“Bangun!”
“Woee bangun! Sudah pagi. Pergi bantuin orang angkat rumah!”
Pagi yang berisik.
Suara adik perempuanku memekak telinga. Aku yang tertidur di sebuah kamar kecil—kamar yang sering kurindukan saat tidur jauh darinya terbangun karenanya.
Waktu menunjukkan pukul 07.45 WITA, mataku mulai terbuka, menata pikiran dan perasaan dengan sejenak terduduk di pinggir ranjang. Menghirup aroma oksigen yang menyelinap masuk kamar lewat jendela atau ventilasi rumah. Rumah yang selalu menjadi tujuan untuk ku pulang dan tujuan ini, tidak pernah membuat aku tersesat dijalan.
Setelah beberapa bulan jauh dari rumah, kesempatan kembali berpihak padaku melalui momen pergantian tahun—momen yang juga dirayakan oleh banyak orang. Entah itu bersama teman, pasangan, atau.

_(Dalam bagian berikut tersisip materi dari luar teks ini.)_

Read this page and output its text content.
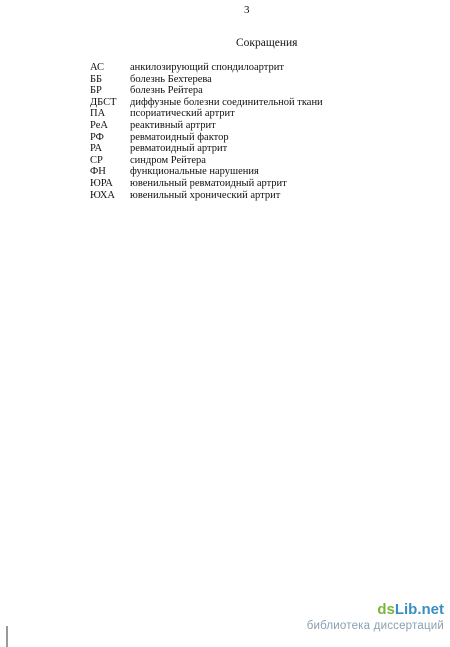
3
Сокращения
АС анкилозирующий спондилоартрит
ББ	болезнь Бехтерева
БР	болезнь Рейтера
ДБСТ диффузные болезни соединительной ткани
ПА псориатический артрит
РеА реактивный артрит
РФ ревматоидный фактор
РА	ревматоидный артрит
СР	синдром Рейтера
ФН функциональные нарушения
ЮРА ювенильный ревматоидный артрит
ЮХА ювенильный хронический артрит
dsLib.net
библиотека диссертаций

Kali ini, aku memilih merayakannya bersama mereka—keluarga.
Aku keluar rumah sehabis membasuh muka dengan air, memakai sandal jepit dan berjalan kesalah satu rumah warga. Ku lihat sinar matahari pagi terpantul dari atap rumah yang satu ke rumah lainnya, sebab semua rumah warga disini terbuat dari seng. Semua rumah tampak berkilau dibuatnya.
Langkahku diiringi nyanyian burung gereja. Setelah celingak celinguk mencarinya, ku temukan mereka. Burung-burung gereja itu bersenandung tepat diatas pohon jambu air depan rumah tetangga, lompat dari ranting ke ranting seakan sedang memamerkan suaranya pada ku.

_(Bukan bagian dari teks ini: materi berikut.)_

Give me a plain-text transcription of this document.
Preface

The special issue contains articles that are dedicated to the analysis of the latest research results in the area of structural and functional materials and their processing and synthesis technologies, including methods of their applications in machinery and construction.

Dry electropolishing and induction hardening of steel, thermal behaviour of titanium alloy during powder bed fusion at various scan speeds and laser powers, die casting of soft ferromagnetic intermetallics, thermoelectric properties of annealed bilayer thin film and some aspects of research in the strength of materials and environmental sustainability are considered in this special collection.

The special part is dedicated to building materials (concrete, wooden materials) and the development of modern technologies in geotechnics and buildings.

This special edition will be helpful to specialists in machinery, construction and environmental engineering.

Senyum ku tiba-tiba mencuat melihatnya.
Mungkin ini senyum syukur karena ditakdirkan lahir di desa sehingga setiap pagi terasa damai ketika pulang ke rumah, gumamku.
“Si gondrong sudah datang, pasti akan terasa ringan. Cepat sini ke dekatku!”
Kakak laki-lakiku berteriak menegur saat dia melihatku sudah di dekat rumah yang akan kami pindahkan. Orang-orang tertawa mendengar tegurannya, sebab mereka tahu kalau aku termasuk orang yang lemah dalam urusan angkat mengangkat. Aku hanya terkekeh sambil berjalan ke arah mereka.
Ternyata warga sudah berkumpul sedari tadi, aku saja yang kesiangan. Aku kemudian berdiri tidak jauh dari kakak, mengambil posisi di bawah sebuah rumah panggung. Seluruh tiangnya diselingi bambu—dari kiri ke kanan, dari depan ke belakang, hingga bagian tengah. Tiang-tiang rumah ini sudah dipegang erat oleh orang-orang yang tersebar mengelilinginya. Mereka mengambil posisi dekat bambu yang terikat kuat di tiang, dan bersiap untuk mengangkat rumah dengan bahu masing-masing.
Budaya mengangkat rumah—Marakka’ Bola merupakan sebuah tradisi dari masyarakat suku Bugis, Sulawesi Selatan. Tradisi ini sudah turun temurun dilakukan, utamanya bagi masyarakat pedesaan di sini. Marakka’ Bola kerap dijadikan sebagai simbol percontohan yang menggambarkan makna gotong royong, nilai budaya yang melekat bagi masyarakat Indonesia.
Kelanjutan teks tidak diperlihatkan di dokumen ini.